The camp was beautifulllll. It had avineyard to the edge of it, and fields, and rooms with bunkbeds, and 3 small pools, and tennis courts, and i big dining hall, and two meeting rooms, and outdor patios. When we arrived we were allowed to swim, which was great, since it was about 80 fahrenheit. Then, we had a meeting with all the volunteers and we met the president of AFS Chile, which was really interesting. We were told we needed to prepare something for a talent show. So us, the Americans, decidedto teach everyone the song Waddly Acha..ha I have no idea how to spell it!
So then, we had another meeting, and we all wrote down our fears about the coming months on papers and put them in our pockets. And, we watched two of the AFS Chile volunteers dance the cueca, the national Chilean folkdance. Then, they asked if anyone wanted to try to learn it. My friends from the US knew that I dance, so they decided to tell me to. So I decided what the heck, why not make a fool out of myself, try somethng new, and have fun!! Ha, it was really hard, beccause I "learned" the dance by dancing it and trying to follow. It´s really cool. Irecmend trying to watch it on youtube or something...it imitates mating chickens. =)
Then, it was time for dinner. The vegetaian dishes have been surprisingly yummy. After dinner, which was around 8:30, I think, we all put on warm clothes. Then, we went far out into a frield, where some people were building a bonfire. We were told that we shouldn´t have fears, and that this experience would be great. Then, everyone, with the other kids from thier countries, went up and threw the papers from earlier into the fire, with a scream. Ha embarassing, but fun.
Then, we went back to the patio and had the talent show. It was halarioussss. We all had dances or songs or other typical things from our countries. Afterwards, the Chileans put on music and we dancedddd, which was soooo fun. Our curfew was midnight, so at midnight, we stopped and went to bed.

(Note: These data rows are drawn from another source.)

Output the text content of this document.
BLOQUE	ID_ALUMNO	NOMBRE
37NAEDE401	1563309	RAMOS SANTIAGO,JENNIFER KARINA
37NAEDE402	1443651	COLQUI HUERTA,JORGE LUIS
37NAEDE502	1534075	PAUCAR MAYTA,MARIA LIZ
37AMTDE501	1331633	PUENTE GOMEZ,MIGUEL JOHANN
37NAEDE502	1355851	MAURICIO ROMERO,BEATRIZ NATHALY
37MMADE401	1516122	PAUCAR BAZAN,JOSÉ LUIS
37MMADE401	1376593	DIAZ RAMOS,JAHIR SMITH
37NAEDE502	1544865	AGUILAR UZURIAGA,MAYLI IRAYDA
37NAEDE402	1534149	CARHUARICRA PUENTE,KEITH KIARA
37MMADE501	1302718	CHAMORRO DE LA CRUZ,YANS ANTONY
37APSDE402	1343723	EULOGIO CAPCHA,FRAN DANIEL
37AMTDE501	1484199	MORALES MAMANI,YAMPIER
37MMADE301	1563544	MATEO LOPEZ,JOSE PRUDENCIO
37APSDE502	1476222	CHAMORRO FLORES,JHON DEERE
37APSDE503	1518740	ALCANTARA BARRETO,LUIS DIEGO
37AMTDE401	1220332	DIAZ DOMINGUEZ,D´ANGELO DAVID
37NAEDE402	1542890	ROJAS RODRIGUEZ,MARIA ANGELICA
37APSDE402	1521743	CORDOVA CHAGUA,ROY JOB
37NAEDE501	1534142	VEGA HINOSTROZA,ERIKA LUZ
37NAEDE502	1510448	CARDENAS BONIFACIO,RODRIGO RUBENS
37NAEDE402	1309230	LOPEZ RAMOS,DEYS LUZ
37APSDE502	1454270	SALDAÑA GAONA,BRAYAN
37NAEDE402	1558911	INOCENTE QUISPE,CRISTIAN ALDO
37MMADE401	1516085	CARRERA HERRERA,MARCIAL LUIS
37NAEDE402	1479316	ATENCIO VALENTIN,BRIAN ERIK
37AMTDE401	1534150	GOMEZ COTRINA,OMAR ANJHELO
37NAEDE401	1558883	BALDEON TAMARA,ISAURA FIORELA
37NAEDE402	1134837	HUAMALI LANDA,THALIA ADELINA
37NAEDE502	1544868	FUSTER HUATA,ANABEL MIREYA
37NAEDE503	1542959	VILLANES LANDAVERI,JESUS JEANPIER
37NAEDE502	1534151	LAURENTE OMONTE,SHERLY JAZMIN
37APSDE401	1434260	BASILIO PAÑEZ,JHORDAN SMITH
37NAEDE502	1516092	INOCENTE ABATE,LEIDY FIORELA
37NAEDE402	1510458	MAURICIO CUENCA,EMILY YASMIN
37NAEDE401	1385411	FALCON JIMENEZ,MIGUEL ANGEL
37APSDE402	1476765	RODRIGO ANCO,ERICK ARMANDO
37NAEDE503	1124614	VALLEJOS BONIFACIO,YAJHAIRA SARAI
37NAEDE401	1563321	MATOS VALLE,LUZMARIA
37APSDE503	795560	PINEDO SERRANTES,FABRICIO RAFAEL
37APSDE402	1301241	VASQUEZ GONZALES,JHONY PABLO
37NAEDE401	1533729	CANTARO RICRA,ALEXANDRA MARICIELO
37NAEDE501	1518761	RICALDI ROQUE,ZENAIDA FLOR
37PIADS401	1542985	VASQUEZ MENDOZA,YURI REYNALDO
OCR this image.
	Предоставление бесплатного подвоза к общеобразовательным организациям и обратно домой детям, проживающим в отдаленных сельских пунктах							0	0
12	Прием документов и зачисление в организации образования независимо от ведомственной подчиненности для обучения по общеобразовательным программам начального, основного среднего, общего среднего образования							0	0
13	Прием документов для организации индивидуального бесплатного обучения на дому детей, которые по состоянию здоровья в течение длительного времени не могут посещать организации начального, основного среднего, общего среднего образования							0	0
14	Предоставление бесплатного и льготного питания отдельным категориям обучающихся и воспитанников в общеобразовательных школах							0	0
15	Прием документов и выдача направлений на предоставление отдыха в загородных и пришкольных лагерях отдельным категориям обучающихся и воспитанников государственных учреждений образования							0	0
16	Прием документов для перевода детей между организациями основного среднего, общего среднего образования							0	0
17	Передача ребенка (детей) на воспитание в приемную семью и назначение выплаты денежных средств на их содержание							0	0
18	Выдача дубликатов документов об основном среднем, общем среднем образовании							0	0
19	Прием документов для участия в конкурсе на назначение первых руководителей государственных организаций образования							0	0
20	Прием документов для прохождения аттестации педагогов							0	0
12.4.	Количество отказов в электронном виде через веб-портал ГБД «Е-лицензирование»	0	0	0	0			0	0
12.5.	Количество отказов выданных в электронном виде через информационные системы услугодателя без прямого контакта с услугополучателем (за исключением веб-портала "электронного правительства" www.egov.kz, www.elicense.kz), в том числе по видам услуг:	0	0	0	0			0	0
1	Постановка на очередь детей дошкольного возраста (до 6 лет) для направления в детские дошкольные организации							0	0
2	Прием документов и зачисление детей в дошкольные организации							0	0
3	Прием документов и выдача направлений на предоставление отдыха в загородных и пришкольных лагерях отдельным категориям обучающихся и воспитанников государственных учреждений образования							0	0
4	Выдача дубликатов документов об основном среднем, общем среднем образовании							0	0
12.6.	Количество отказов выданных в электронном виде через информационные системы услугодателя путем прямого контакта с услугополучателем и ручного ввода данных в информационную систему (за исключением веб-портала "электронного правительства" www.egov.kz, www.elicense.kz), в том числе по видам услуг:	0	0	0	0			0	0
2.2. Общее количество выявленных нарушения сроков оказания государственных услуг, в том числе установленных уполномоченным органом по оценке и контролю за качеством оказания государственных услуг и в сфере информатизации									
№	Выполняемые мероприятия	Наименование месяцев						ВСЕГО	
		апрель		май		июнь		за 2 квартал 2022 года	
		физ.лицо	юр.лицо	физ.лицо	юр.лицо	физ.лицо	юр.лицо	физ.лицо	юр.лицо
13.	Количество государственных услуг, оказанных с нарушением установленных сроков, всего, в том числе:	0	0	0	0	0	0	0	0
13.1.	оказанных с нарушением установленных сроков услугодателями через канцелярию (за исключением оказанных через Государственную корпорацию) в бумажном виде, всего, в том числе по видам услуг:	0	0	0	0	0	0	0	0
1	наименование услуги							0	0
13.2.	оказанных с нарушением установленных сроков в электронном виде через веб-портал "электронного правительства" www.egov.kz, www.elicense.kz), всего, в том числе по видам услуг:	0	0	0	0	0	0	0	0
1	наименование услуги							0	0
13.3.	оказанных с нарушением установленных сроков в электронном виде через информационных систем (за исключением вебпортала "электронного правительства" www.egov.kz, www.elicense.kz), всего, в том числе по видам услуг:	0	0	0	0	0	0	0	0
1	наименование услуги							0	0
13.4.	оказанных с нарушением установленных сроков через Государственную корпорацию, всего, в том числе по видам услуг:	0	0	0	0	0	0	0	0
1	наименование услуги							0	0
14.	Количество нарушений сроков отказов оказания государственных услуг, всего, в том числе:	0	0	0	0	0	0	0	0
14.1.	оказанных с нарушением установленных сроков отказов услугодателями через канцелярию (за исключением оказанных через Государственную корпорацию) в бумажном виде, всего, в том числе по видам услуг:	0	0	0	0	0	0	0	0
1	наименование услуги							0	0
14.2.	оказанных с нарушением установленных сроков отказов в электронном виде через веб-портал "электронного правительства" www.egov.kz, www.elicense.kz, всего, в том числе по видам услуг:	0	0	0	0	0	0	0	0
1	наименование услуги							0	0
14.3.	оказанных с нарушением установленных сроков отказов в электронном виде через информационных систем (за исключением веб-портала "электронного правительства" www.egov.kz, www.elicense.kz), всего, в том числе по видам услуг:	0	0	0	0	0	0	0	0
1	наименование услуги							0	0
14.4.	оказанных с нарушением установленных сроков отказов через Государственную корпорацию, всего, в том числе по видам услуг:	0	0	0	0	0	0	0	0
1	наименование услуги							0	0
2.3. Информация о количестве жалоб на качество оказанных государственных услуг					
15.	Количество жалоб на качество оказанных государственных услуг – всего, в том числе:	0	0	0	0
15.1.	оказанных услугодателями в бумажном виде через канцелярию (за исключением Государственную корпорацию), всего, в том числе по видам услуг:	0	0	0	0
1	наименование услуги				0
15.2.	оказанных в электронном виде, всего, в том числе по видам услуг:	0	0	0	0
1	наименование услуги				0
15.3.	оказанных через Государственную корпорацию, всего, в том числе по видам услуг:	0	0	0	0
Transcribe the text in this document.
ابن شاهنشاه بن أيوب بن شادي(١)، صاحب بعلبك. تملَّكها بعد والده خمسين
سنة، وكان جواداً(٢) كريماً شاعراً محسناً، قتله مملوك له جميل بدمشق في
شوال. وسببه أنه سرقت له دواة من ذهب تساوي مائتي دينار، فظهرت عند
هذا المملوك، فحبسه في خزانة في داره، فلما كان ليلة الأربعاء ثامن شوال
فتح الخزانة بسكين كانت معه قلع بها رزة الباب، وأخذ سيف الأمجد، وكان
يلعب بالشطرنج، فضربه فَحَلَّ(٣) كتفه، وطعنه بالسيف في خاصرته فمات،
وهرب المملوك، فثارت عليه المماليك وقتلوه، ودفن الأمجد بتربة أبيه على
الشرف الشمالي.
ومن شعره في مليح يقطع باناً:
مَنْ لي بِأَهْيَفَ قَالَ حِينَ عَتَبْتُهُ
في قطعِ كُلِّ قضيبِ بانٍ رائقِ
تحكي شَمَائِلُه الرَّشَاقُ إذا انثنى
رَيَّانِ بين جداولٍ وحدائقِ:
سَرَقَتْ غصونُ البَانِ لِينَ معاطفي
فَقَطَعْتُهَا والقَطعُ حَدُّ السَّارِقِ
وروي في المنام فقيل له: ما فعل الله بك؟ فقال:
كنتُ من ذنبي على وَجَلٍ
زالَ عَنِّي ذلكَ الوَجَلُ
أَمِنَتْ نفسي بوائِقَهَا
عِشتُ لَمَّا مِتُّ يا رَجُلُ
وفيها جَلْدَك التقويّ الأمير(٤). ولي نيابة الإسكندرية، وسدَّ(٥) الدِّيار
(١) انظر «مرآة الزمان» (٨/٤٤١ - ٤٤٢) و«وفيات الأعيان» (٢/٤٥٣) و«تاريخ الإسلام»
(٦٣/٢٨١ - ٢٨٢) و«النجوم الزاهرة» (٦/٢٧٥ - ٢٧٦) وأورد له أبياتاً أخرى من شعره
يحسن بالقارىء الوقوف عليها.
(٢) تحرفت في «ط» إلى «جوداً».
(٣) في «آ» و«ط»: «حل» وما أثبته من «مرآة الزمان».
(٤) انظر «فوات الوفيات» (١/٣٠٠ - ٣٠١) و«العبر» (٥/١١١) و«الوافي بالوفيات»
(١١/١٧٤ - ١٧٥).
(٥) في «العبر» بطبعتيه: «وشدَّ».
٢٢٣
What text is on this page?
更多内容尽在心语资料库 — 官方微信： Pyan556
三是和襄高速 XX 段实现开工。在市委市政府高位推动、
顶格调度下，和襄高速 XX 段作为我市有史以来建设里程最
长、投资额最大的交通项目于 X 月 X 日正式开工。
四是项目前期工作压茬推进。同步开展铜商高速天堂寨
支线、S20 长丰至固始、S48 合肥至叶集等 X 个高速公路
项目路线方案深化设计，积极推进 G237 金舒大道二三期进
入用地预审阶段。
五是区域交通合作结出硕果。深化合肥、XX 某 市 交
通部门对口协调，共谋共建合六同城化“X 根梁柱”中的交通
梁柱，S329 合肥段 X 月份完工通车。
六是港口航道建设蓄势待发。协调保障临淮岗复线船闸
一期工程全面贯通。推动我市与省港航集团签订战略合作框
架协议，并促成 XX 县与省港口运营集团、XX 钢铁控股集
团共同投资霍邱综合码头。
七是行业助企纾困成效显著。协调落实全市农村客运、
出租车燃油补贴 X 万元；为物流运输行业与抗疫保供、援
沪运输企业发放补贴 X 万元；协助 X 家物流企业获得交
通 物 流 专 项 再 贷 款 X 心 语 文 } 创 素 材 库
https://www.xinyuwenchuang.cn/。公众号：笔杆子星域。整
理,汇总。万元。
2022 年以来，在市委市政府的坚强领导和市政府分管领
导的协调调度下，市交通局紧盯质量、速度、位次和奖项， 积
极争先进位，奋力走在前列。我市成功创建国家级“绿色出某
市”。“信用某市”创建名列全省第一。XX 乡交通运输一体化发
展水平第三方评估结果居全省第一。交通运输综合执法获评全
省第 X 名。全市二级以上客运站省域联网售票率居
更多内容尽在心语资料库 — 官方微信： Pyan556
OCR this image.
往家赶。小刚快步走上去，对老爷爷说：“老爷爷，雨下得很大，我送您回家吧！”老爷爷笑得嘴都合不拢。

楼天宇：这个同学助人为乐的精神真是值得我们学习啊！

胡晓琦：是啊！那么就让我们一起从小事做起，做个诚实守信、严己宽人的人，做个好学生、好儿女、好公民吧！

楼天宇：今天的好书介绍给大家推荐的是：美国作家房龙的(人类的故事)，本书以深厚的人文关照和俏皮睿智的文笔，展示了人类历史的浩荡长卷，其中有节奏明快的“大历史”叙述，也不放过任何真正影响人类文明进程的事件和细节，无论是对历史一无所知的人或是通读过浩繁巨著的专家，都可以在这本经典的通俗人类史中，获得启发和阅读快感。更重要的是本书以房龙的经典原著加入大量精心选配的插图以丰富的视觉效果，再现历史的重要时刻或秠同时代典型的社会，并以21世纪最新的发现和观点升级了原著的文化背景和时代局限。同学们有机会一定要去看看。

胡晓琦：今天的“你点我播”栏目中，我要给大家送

And then, at 3:30 in the morning, I woke up to noises which I thought was a bulldozer (I don´t know, I was half asleep), and then the room strted shaking. And my trombone fell over with a huge thud. And I looked around, and the sheets to my be looked like they were rippling. It felt like it lasted forever (later, my host mom told me it was amost 3 minutes!). As soon as it finished, one of the volunteers walked into our room, saying it was an earthquake, and we all needed to quickly put on warm clothes and get outside. We did as we were told and gathered with our own countries. We were told we needed to sleep outside, because of the probable aftershock tremors. They brought out tons of blankets and we all cuddled up, trying to get to sleep. I swear, we looked like refugees, it was so scary.
At about 8 in the morning, the sun started to rise. We were able to eat some bread and yoghurt and juice. There was no electricity. We were finally able to see the extent of the damage at our camp, which wasn´t nearly as bad as the epicenter´s. Craziness. The wooden lttice at the patio was completely collapsed. And there was broken glass and no water for showers etc...
During the day, we all tried to get some peace of mind, even thought we barely had any access to the outside world.We, the students, couldn´t call or email or anything, but many of the volunteers could call their families, almost all of whom, I think, were safe. But it was all pretty confusing. During the day we all sat and napped and talked and played futbol and swam and read etc. And it went by pretty slow. It was pretty nerveracking.
Anyway, I realllly need to go to sleep right now, but I promise to write more and put up photos tomorow.